Page added on April 10, 2008
One early action that has captured the public’s imagination is Rudd’s call for a two-day summit in April of 1000 leading Australians to, “… bring together some of the best and brightest brains from across the country to tackle the long term challenges confronting Australia’s future – challenges which require long-term responses from the nation beyond the usual three year electoral cycle.”
For a person (such as yours truly) concerned with the imminent decline of world oil production (“peak oil”) and the inability of Australia’s political leadership to openly discuss this issue, Rudd’s 2020 Summit seemed like a wonderful opportunity. Peak oil impinges on any topic that could possibly be discussed at the summit. Since cheap and abundant energy (mainly from oil) is what allows our globalised economy to tick along, an imminent decline of oil threatens every aspect of Australia’s existence – from provision of health care to the availability of computers and our ability to adapt to climate change.
Of course, Australia’s current pattern of settlement is impossible to maintain without cheap oil – it is essential for providing barely affordable food to remote aboriginal communities and for the operation of our car-dependent outer suburbs where young families on lower incomes try to afford record-high mortgages while trying to avoid “travel poverty”.

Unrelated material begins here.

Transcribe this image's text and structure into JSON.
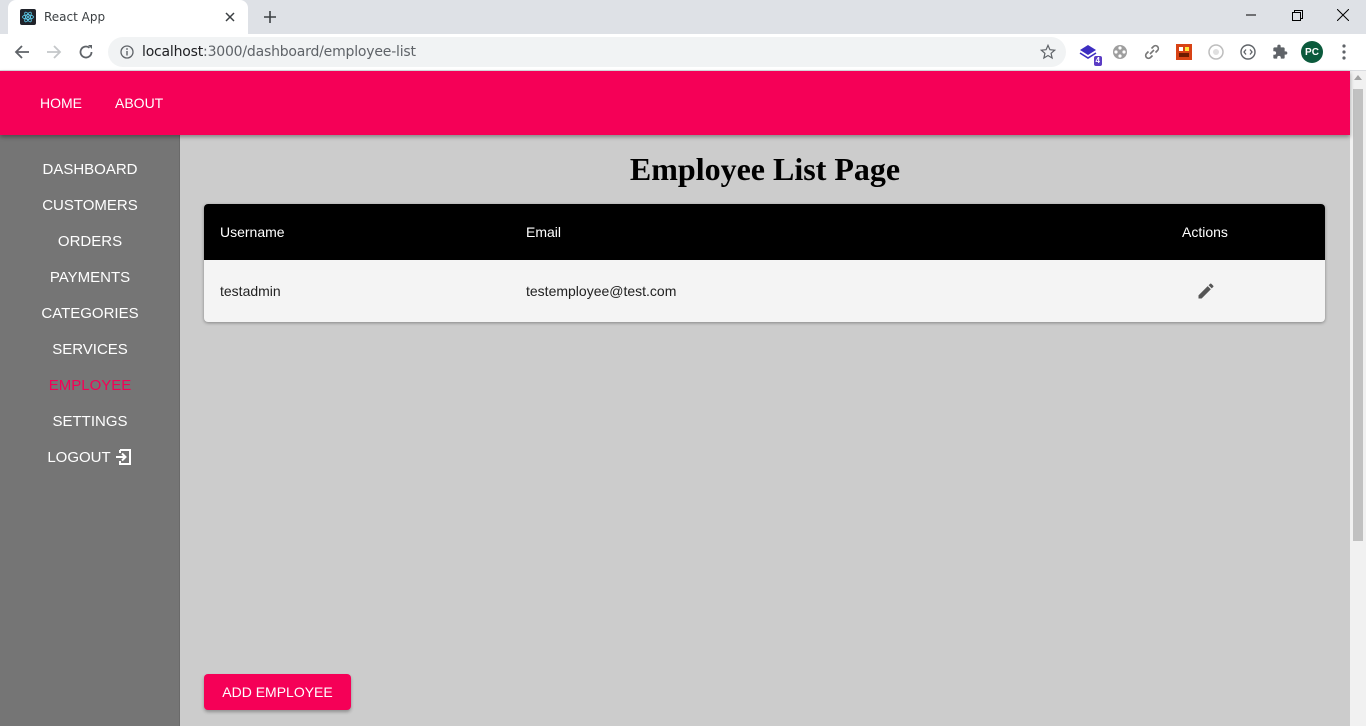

When my university’s Vice-Chancellor offered to pay airfare and accommodation costs for any employees accepted as delegates to the Summit I seriously considered applying and so I looked more closely at the Summit details. I was disappointed (but not surprised) to see that, despite the Summit’s declared intention, “To provide a forum for free and open public debate in which there are no predetermined right or wrong answers” the framing of the topics was such that the assumptions of economic and population growth were not to be challenged.